The joy produced by this event was unbounded; and he was received by congress with great pomp.
While these diplomatic concerns employed the American cabinet, and while the war seemed to languish on the Atlantic, it raged to the west in its most savage form.
[Sidenote: June 11.]
The difficulties which the inability of the American government to furnish the neighbouring Indians with those European articles which they were accustomed to use, opposed to all the efforts of congress to preserve their friendship, have already been noticed. Early in 1778, there were many indications of a general disposition among those savages to make war on the United States; and the frontiers, from the Mohawk to the Ohio, were threatened with the tomahawk and the scalping knife. Every representation from that country supported the opinion that a war with the Indians should never be defensive; and that, to obtain peace, it must be carried into their own country. Detroit, whose governor was believed to have been particularly active in exciting hostilities, was understood to be in a defenceless condition; and congress resolved on an expedition against that place. This enterprise was entrusted to General M’Intosh, who commanded at Pittsburg, and was to be carried on with three thousand men, chiefly militia, to be drawn from Virginia. To facilitate its success, the resolution was also taken to enter the country of the Senecas at the same time, by the way of the Mohawk.
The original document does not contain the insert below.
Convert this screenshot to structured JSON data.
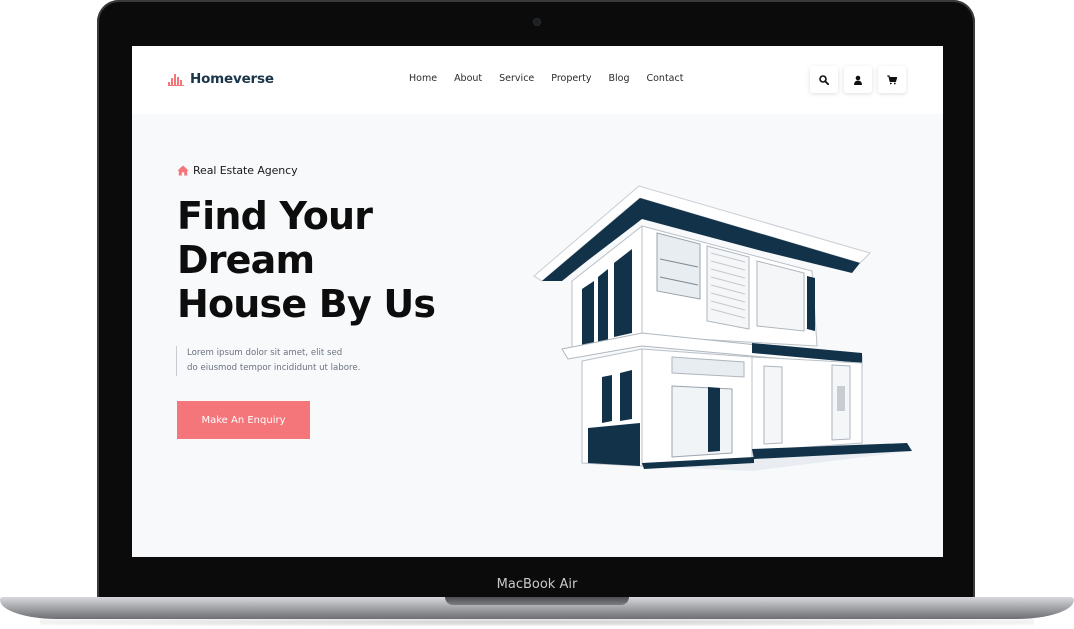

The officer commanding on the east of the Hudson was desired to take measures for carrying this resolution into execution; and the commissioners for Indian affairs, at Albany, were directed to co-operate with him.
Unfortunately, the acts of the government did not correspond with the vigour of its resolutions. The necessary preparations were not made, and the inhabitants of the frontiers remained without sufficient protection, until the plans against them were matured, and the storm which had been long gathering, burst upon them with a fury which spread desolation wherever it reached.
[Sidenote: Colonel John Butler, with a party of Indians, breaks into the Wyoming settlement.]
About three hundred white men, commanded by Colonel John Butler, and about five hundred Indians, led by the Indian chief Brandt, who had assembled in the north, marched late in June against the settlement of Wyoming. These troops embarked on the Chemung or Tyoga, and descending the Susquehanna, landed at a place called the Three Islands, whence they marched about twenty miles, and crossing a wilderness, and passing through a gap in the mountain, entered the valley of Wyoming near its northern boundary. At this place a small fort called Wintermoots had been erected, which fell into their hands without resistance, and was burnt. The inhabitants who were capable of bearing arms assembled on the first alarm at Forty fort, on the west side of the Susquehanna, four miles below the camp of the invading army.